Qu'une jeune fille aime l'ennemi de son père ; qu'elle soit malheureuse parce qu'on s'oppose à ses amours, ce n'est là qu'une fable commune, usée depuis long-temps dans les drames comme dans les romans ; et c'est peut-être tout ce que l'on a pu voir, tout ce que les acteurs ont pu faire entendre à la représentation tumultueuse de cette pièce.

Qu'une jeune princesse, malheureuse par la tyrannie de son père, le soit encore plus par les penchans criminels de son amant, par l'effroi qu'il commence à lui inspirer, par les attentats qu'il médite, par les dangers où il l'expose et l'avenir qu'il lui prépare, on conviendra d'abord que cette situation n'est plus aussi commune. S'il est facile de concevoir que, dans de telles circonstances, elle a pu s'attacher à un jeune homme qui n'a encore commis d'autre crime que de l'aimer avec fureur ; si on la voit prête à causer une sanglante catastrophe sans être coupable que d'imprudence, préférant une mort volontaire au malheur de vivre avec celui dont elle attendait le bonheur de sa vie, n'excitera-t-elle point l'intérêt que nous inspire cette passion, qui est encore la plus théâtrale pour nous, et dont

                                 La sensible peinture
Est pour aller au cœur la route la plus sure.
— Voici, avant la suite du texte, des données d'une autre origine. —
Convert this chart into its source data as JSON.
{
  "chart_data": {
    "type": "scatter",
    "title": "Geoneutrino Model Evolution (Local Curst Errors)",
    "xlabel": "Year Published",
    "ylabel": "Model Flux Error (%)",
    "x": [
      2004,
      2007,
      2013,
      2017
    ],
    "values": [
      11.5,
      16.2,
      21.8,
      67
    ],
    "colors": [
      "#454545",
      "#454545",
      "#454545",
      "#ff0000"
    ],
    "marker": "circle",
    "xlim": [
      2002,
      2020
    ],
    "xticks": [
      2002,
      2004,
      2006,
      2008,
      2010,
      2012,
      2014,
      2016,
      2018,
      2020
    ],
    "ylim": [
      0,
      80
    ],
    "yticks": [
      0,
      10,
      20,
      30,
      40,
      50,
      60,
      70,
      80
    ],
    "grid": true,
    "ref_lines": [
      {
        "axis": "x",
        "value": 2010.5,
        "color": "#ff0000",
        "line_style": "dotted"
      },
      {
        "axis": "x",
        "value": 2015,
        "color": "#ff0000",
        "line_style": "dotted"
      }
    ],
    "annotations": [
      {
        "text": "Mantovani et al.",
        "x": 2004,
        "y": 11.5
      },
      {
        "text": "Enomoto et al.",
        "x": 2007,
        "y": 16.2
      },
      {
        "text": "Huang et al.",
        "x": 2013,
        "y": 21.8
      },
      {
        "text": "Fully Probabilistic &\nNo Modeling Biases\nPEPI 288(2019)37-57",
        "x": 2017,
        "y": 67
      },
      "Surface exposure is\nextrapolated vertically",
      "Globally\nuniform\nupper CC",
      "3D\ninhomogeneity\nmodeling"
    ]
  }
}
Ce n'est plus une amante persécutée, c'est le malheur de l'amour produit par l'amour même, égaré dans son choix par une ame tendre, la séduction de la jeunesse et l'influence d'un siècle de corruption et de crimes.

Enfin, si cette fable se lie à des faits historiques aussi importans que la révolution qui donna l'empire à Vespasien ; si ce jeune homme, qui développe dans des circonstances terribles le caractère atroce que les vertus et l'ascendant de sa maîtresse avaient contenu jusqu'alors, est le même qui doit commander à tant de peuples sous le nom de Domitien, le sujet ne s'élève-t-il point à la dignité de la tragédie, qui aime à représenter, dans les grands, le malheur des passions humaines, et à retrouver dans leur ame l'origine des calamités publiques.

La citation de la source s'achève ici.